Raquel and I had both recognized Thomas as new. There was something about him, the way he behaved: nodding and making eye contact with females before he said hello. The men of The Light didn’t do that. In general male followers didn’t acknowledge female followers. As Elizabeth had once told me, they didn’t owe us their words. If a man and woman crossed paths, the woman looked down and the man moved on.

That was the way it was.

I sucked in a breath as the door opened and slammed shut. From my hiding place, I caught a glimpse and knew I was right. Thomas was in the driver’s seat. Slowly he backed up and turned toward the gates. I feared he could hear my racing heart as the truck slowed and he pressed the code on the first, the second, and finally the last gate.

As the truck lunged forward, a sense of freedom bubbled from deep inside. Elation at passing the final barrier fought with the fear of the unknown. I hadn’t been out of the community since Jacob’s and my banishment. And up until a week ago that hadn’t bothered me. Given the way the tires bumped against the floorboard of the truck, the road was as uneven as it had been all that time ago.

I fought the urge to take a deep breath and fill my lungs with the air outside those walls. I couldn’t. I wasn’t really free, not yet. Once I made my presence known to Thomas, if he decided to take me back, I knew that I’d be punished. What I didn’t know was how severely.

Would I end up dead, like the women in Tracy’s morgue? Would it be Jacob’s decision, the Commission’s, or Father Gabriel’s?
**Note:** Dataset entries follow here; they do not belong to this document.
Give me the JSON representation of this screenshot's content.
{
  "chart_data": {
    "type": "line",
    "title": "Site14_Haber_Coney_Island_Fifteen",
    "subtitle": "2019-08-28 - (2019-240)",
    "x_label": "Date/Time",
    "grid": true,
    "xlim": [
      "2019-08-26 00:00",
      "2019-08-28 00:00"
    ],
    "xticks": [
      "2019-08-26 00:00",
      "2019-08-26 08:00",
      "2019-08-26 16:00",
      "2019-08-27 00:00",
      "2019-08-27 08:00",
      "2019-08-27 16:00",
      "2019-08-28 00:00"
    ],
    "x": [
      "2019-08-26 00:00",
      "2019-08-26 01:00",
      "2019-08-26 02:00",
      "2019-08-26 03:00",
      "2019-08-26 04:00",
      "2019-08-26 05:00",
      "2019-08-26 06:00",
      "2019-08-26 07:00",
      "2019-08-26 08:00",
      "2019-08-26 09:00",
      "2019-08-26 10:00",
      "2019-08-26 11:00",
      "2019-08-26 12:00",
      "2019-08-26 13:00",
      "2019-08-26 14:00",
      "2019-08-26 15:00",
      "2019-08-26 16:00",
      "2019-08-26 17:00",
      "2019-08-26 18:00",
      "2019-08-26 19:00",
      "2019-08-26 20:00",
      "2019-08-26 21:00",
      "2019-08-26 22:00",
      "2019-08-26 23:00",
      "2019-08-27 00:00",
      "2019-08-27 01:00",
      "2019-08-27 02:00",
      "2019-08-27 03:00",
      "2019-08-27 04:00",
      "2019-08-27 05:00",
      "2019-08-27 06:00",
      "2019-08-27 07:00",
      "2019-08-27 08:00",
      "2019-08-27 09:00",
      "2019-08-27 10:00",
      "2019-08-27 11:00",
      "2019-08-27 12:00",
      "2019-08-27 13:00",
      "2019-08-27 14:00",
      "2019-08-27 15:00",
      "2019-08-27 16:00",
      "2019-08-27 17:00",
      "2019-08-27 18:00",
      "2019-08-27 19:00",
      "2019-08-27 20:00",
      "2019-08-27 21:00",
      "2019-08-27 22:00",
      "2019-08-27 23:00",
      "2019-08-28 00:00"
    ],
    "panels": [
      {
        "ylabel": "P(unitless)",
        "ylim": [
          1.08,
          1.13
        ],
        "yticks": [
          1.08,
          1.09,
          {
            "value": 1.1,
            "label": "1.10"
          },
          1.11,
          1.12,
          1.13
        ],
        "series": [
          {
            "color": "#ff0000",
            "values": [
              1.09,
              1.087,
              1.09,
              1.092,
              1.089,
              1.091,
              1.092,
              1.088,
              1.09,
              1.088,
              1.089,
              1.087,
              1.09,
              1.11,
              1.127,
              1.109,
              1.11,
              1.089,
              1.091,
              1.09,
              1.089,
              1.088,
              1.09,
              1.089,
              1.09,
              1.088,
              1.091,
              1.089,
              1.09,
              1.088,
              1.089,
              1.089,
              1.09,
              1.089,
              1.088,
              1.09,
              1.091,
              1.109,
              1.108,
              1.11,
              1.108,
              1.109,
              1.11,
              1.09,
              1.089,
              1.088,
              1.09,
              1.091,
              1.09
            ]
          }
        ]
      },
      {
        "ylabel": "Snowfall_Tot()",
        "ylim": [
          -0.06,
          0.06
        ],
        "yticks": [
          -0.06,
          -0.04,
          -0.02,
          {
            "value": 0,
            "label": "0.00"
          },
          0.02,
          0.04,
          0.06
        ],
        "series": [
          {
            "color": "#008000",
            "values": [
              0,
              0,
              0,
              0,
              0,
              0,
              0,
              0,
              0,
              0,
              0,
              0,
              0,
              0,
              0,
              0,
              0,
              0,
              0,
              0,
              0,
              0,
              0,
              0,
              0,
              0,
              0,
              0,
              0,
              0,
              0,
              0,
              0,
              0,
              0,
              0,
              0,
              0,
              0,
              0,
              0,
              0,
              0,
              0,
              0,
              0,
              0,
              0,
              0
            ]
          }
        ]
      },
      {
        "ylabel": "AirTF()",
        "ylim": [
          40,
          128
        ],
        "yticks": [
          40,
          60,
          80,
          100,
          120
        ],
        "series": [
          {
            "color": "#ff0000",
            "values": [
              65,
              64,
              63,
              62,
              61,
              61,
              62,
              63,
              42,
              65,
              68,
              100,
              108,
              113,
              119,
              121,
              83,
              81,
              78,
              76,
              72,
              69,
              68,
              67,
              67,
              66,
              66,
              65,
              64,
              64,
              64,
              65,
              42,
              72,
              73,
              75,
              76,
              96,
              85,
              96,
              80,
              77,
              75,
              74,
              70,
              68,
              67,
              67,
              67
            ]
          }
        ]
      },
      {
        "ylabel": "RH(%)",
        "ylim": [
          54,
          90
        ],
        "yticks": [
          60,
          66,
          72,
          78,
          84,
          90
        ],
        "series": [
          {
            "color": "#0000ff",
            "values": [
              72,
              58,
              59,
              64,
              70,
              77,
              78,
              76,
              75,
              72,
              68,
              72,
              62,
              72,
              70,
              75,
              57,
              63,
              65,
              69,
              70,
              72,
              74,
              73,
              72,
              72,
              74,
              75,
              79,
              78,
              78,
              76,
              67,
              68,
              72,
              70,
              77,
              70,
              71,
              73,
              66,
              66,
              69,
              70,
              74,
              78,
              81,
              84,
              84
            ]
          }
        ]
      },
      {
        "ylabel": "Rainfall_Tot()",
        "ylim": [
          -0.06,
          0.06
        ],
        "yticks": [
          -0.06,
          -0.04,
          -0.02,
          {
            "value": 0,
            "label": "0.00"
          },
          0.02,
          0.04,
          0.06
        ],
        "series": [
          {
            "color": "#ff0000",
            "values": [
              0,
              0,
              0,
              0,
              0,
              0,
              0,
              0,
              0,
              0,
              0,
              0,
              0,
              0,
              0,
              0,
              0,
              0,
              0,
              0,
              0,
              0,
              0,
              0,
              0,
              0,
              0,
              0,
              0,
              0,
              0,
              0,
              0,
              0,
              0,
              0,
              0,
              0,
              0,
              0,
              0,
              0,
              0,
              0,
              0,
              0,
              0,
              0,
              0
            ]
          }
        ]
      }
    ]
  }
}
Although what I’d done was a risk, I couldn’t stay at the Northern Light another day. I needed to get back to my life and do whatever I could to help my sisters and the children. I wanted to save Mindy. After all, she’d been part of the reason I’d first learned of The Light.

I silently said a quick prayer to Father Gabriel that I wouldn’t fail her or everyone else.

My heartbeat echoed in my ears as the road noise faded and the truck came to a stop. Though it’d been a long time since our banishment, I was relatively certain that we hadn’t driven long enough to reach the hangar. I held my breath as the driver’s door opened and then the one beside me. When the blanket was ripped off me, I didn’t know what I feared more: Thomas, my possible punishment, or the polar bears that could be near.

Thomas smirked as he leaned back on his heels, as if to get a better look, and shook his head. “Look what we have here.”